Lots of weeds from the start?

It really sounds like there is competition for limited nutrient resources.
But........pearl grass should do well if the moss is doing well.

Give the CO2 some time, a few days should be able to tell.
Add some SeaChem EQ also.

Getting the diffusers to run correctly requires eyes, much more than test.
Keep them clean, once a month cleaning etc.

Use a solenoid to shut them off at night as well.

You know you can rule out the Nutrients by adding enough.
Light is 1.5 w/gal, you can up to 3 or 4.5 easy enough, so that is addressed.

You'll have a lower growth rate with less light, so careful not to compare the growth rate exspectation too much. 



Regards, 
Tom Barr


----------



## Wö£fëñxXx1 (Feb 10, 2005)

Phil.
How is the tank doing?


----------



## Phil Edwards (Jan 22, 2004)

Check my Riccia thread in Aquascaping.


----------



## Scipionyx (Apr 5, 2005)

Florabase does NOT like the addition of CO2. It is designed to hold the PH between 7.0 and 6.5 . Addition of CO2 messes with the chemistry of the water that Florabase is designed to hold it at. Try turning off the CO2 for awhile and see what happens. You also might want to read the Florbase package, pertaining to just this matter. No need for addition of CO2 !!!!! The package also states that for continued quality production of your aquatic plants, Florabase should be replaced I do believe it says, on a yearly basis. I used it once, and gave it up. Hope this helps .......


----------



## plantbrain (Jan 23, 2004)

Scipionyx said:


> Florabase does NOT like the addition of CO2. It is designed to hold the PH between 7.0 and 6.5 . Addition of CO2 messes with the chemistry of the water that Florabase is designed to hold it at. Try turning off the CO2 for awhile and see what happens. You also might want to read the Florbase package, pertaining to just this matter. No need for addition of CO2 !!!!! The package also states that for continued quality production of your aquatic plants, Florabase should be replaced I do believe it says, on a yearly basis. I used it once, and gave it up. Hope this helps .......

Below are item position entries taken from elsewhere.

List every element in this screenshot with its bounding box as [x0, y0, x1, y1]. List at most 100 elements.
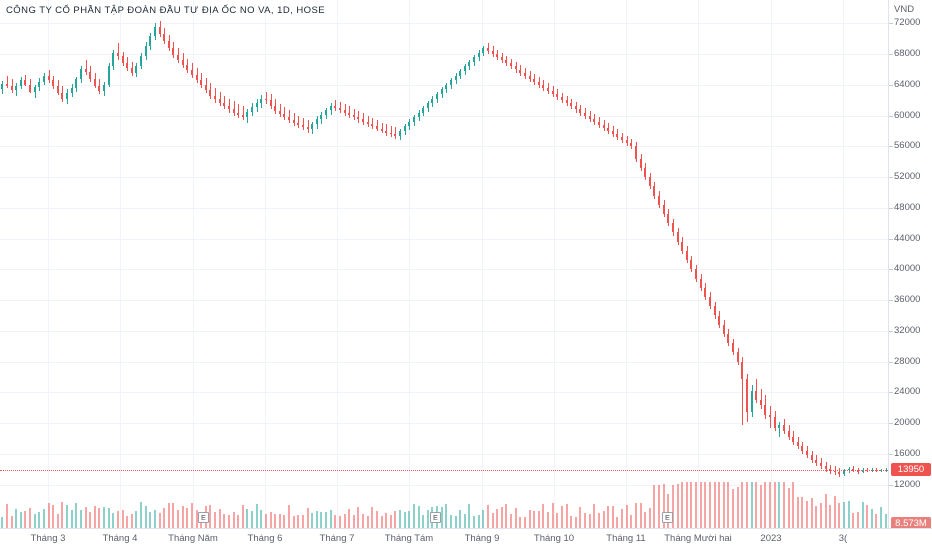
volume-bar	[418, 506, 420, 528]
volume-bar	[344, 514, 346, 528]
candle-body	[11, 85, 13, 91]
candle-body	[163, 34, 165, 42]
candle-body	[626, 140, 628, 144]
price-tick-dash	[889, 23, 893, 24]
volume-bar	[667, 494, 669, 528]
volume-bar	[98, 508, 100, 528]
volume-bar	[575, 517, 577, 528]
volume-bar	[131, 514, 133, 528]
candle-wick	[298, 115, 299, 128]
volume-bar	[593, 504, 595, 528]
volume-bar	[533, 511, 535, 528]
candle-body	[746, 378, 748, 412]
candle-body	[797, 441, 799, 447]
grid-line-horizontal	[0, 331, 888, 332]
candle-body	[848, 469, 850, 471]
candle-wick	[358, 111, 359, 123]
candle-body	[529, 75, 531, 79]
earnings-marker-icon[interactable]: E	[662, 512, 673, 523]
candle-body	[385, 131, 387, 133]
volume-bar	[307, 508, 309, 528]
price-tick-label: 28000	[894, 356, 921, 367]
price-tick-label: 60000	[894, 110, 921, 121]
price-axis[interactable]: VND 72000 68000 64000 60000 56000 52000 48000 4…	[888, 0, 932, 530]
last-price-badge[interactable]: 13950	[891, 463, 931, 476]
volume-bar	[293, 516, 295, 528]
volume-bar	[163, 508, 165, 528]
candle-body	[117, 53, 119, 57]
candle-wick	[349, 106, 350, 118]
volume-bar	[774, 482, 776, 528]
volume-bar	[700, 482, 702, 528]
volume-bar	[265, 514, 267, 528]
candle-body	[228, 106, 230, 110]
candle-wick	[49, 69, 50, 83]
candle-body	[561, 97, 563, 101]
candle-body	[422, 107, 424, 113]
candle-wick	[12, 78, 13, 93]
candle-body	[505, 60, 507, 64]
earnings-marker-icon[interactable]: E	[430, 512, 441, 523]
candle-body	[43, 76, 45, 82]
candle-body	[801, 446, 803, 451]
price-tick-label: 64000	[894, 79, 921, 90]
volume-bar	[727, 482, 729, 528]
candle-body	[233, 109, 235, 113]
time-axis[interactable]: Tháng 3 Tháng 4 Tháng Năm Tháng 6 Tháng 7 Thá…	[0, 528, 932, 551]
candle-body	[6, 84, 8, 86]
candle-body	[34, 87, 36, 92]
volume-bar	[792, 482, 794, 528]
volume-bar	[838, 503, 840, 528]
volume-bar	[302, 515, 304, 528]
volume-bar	[445, 504, 447, 528]
price-chart-pane[interactable]	[0, 0, 888, 528]
candle-wick	[386, 124, 387, 136]
candle-body	[339, 107, 341, 111]
candle-body	[566, 100, 568, 104]
time-tick-label: Tháng Tám	[384, 533, 434, 544]
candle-body	[755, 390, 757, 401]
candle-body	[325, 110, 327, 115]
candle-wick	[243, 106, 244, 121]
candle-body	[297, 122, 299, 125]
volume-badge[interactable]: 8.573M	[891, 517, 931, 530]
volume-bar	[542, 504, 544, 528]
volume-bar	[394, 511, 396, 528]
candle-body	[658, 195, 660, 205]
grid-line-horizontal	[0, 454, 888, 455]
volume-bar	[61, 502, 63, 528]
candle-wick	[395, 127, 396, 139]
volume-bar	[455, 516, 457, 528]
price-tick-label: 56000	[894, 140, 921, 151]
candle-body	[80, 68, 82, 80]
candle-body	[302, 124, 304, 128]
candle-body	[20, 80, 22, 87]
candle-body	[677, 232, 679, 242]
volume-bar	[714, 482, 716, 528]
volume-bar	[871, 509, 873, 528]
volume-bar	[547, 512, 549, 528]
candle-wick	[238, 104, 239, 118]
candle-body	[788, 430, 790, 437]
candle-body	[279, 111, 281, 115]
volume-bar	[108, 508, 110, 528]
volume-bar	[760, 485, 762, 528]
candle-body	[695, 269, 697, 279]
candle-body	[496, 54, 498, 58]
volume-bar	[242, 505, 244, 528]
candle-wick	[280, 104, 281, 118]
price-tick-label: 32000	[894, 325, 921, 336]
time-tick-label: 2023	[760, 533, 782, 544]
candle-body	[52, 80, 54, 87]
volume-bar	[769, 482, 771, 528]
volume-bar	[371, 507, 373, 528]
candle-body	[653, 186, 655, 196]
candle-body	[274, 105, 276, 111]
candle-body	[431, 98, 433, 104]
candle-wick	[779, 421, 780, 437]
volume-bar	[66, 505, 68, 528]
candle-body	[172, 47, 174, 55]
volume-bar	[297, 515, 299, 528]
volume-bar	[140, 502, 142, 528]
earnings-marker-icon[interactable]: E	[198, 512, 209, 523]
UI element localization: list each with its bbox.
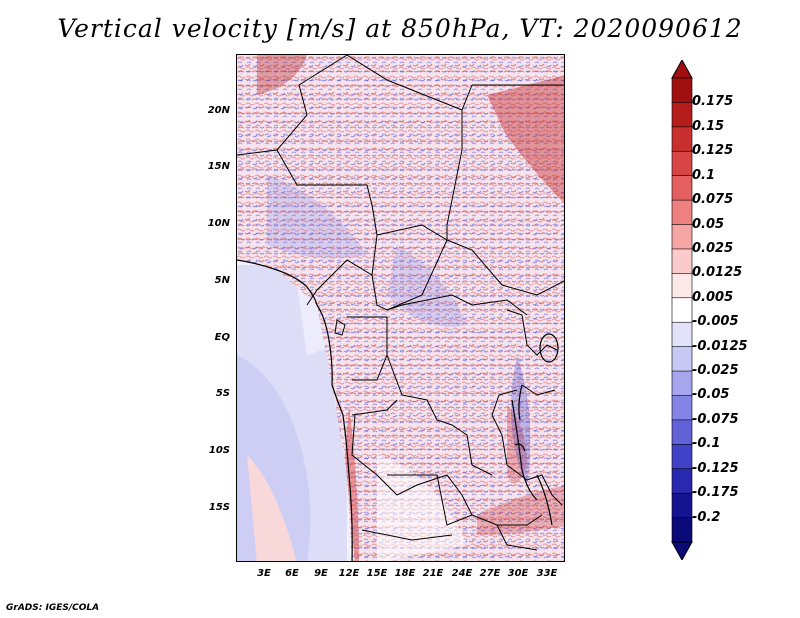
colorbar-segment: [671, 150, 693, 177]
colorbar-label: -0.025: [692, 363, 739, 379]
colorbar-segment: [671, 395, 693, 421]
colorbar-segment: [671, 468, 693, 494]
lon-label: 33E: [536, 568, 558, 579]
land-field: [237, 55, 564, 561]
colorbar-label: 0.005: [692, 289, 734, 305]
colorbar-segment: [671, 102, 693, 128]
colorbar-label: -0.1: [692, 436, 721, 452]
colorbar-segment: [671, 273, 693, 299]
lon-label: 21E: [422, 568, 444, 579]
colorbar-label: -0.125: [692, 460, 739, 476]
country-borders: [237, 55, 564, 551]
colorbar-label: 0.075: [692, 192, 734, 208]
colorbar-segment: [671, 297, 693, 324]
lat-label: 15N: [207, 161, 230, 172]
colorbar-top-arrow: [671, 60, 693, 79]
colorbar-segment: [671, 517, 693, 543]
colorbar-segment: [671, 248, 693, 275]
colorbar-label: 0.05: [692, 216, 725, 232]
lat-label: 5N: [214, 275, 230, 286]
plot-title: Vertical velocity [m/s] at 850hPa, VT: 2…: [57, 14, 743, 43]
lat-label: 15S: [208, 502, 230, 513]
colorbar: [671, 60, 693, 560]
lon-label: 24E: [451, 568, 473, 579]
lon-label: 18E: [394, 568, 416, 579]
colorbar-label: -0.075: [692, 411, 739, 427]
colorbar-segment: [671, 199, 693, 226]
colorbar-bottom-arrow: [671, 541, 693, 560]
lon-label: 6E: [285, 568, 299, 579]
lon-label: 27E: [479, 568, 501, 579]
colorbar-segment: [671, 346, 693, 372]
colorbar-segment: [671, 419, 693, 446]
lat-label: 20N: [207, 105, 230, 116]
lon-label: 3E: [257, 568, 271, 579]
colorbar-segment: [671, 321, 693, 348]
lat-label: 10N: [207, 218, 230, 229]
map-panel: [236, 54, 565, 562]
colorbar-label: -0.005: [692, 314, 739, 330]
colorbar-label: -0.05: [692, 387, 730, 403]
colorbar-label: -0.175: [692, 485, 739, 501]
colorbar-segment: [671, 77, 693, 104]
colorbar-segment: [671, 444, 693, 470]
lakes: [511, 333, 559, 526]
lat-label: EQ: [214, 332, 230, 343]
colorbar-label: 0.025: [692, 240, 734, 256]
coastline: [237, 259, 353, 561]
lat-label: 5S: [215, 388, 230, 399]
colorbar-segment: [671, 224, 693, 250]
lat-label: 10S: [208, 445, 230, 456]
lon-label: 12E: [338, 568, 360, 579]
colorbar-label: -0.2: [692, 509, 721, 525]
map-canvas: [237, 55, 564, 561]
colorbar-label: 0.1: [692, 167, 716, 183]
colorbar-segment: [671, 370, 693, 397]
footer-credit: GrADS: IGES/COLA: [6, 603, 100, 613]
colorbar-segment: [671, 492, 693, 519]
colorbar-label: 0.15: [692, 118, 725, 134]
colorbar-segment: [671, 175, 693, 201]
lon-label: 15E: [366, 568, 388, 579]
colorbar-label: -0.0125: [692, 338, 748, 354]
colorbar-segment: [671, 126, 693, 153]
lon-label: 9E: [314, 568, 328, 579]
colorbar-label: 0.125: [692, 143, 734, 159]
colorbar-label: 0.175: [692, 94, 734, 110]
lon-label: 30E: [507, 568, 529, 579]
colorbar-label: 0.0125: [692, 265, 743, 281]
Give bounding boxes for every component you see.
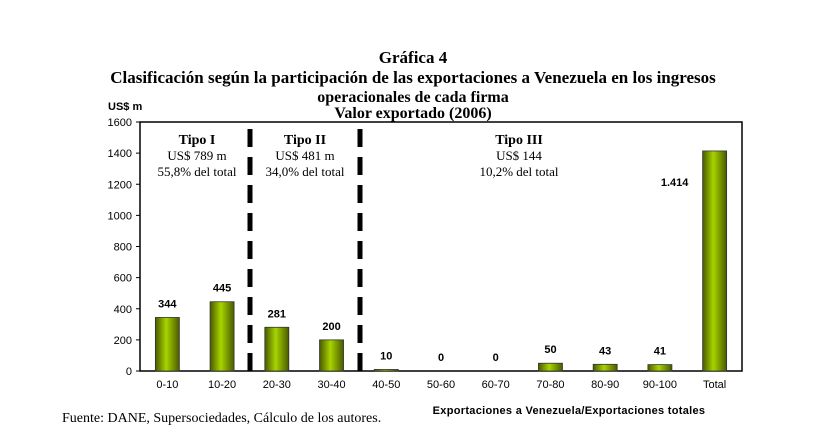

What do you mean does not like it?
Plants prefer CO2 over any form of carbon, pH is really a non issue, there are perhaps 20 studies that show this. Unless FB adds CO2, and a grerwta deal over the years replacement times..........it's not going to do the same as adding CO2 gas......As long as there is enough CO2 for the plants to be saturated, the pH can be over a fairly wide range, 5.8-7.4 or so over a wide range of KH's. Perhaps lower with super soft water, although I would not entirely suggest folks do that..........

There was never a need to add CO2 in the first place, non CO2 planted tanks grow plants just fine, just slower.

So that statement is fine and has a back up, it does not say not to add CO2, which is what you are implying..............it just says something extremely obvious, folks do not need CO2 to grow plants, the same can be said for Onyx sand, Turface, soil, sand, etc

I have FB, I add CO2 without issue........

Regards, 
Tom Barr


----------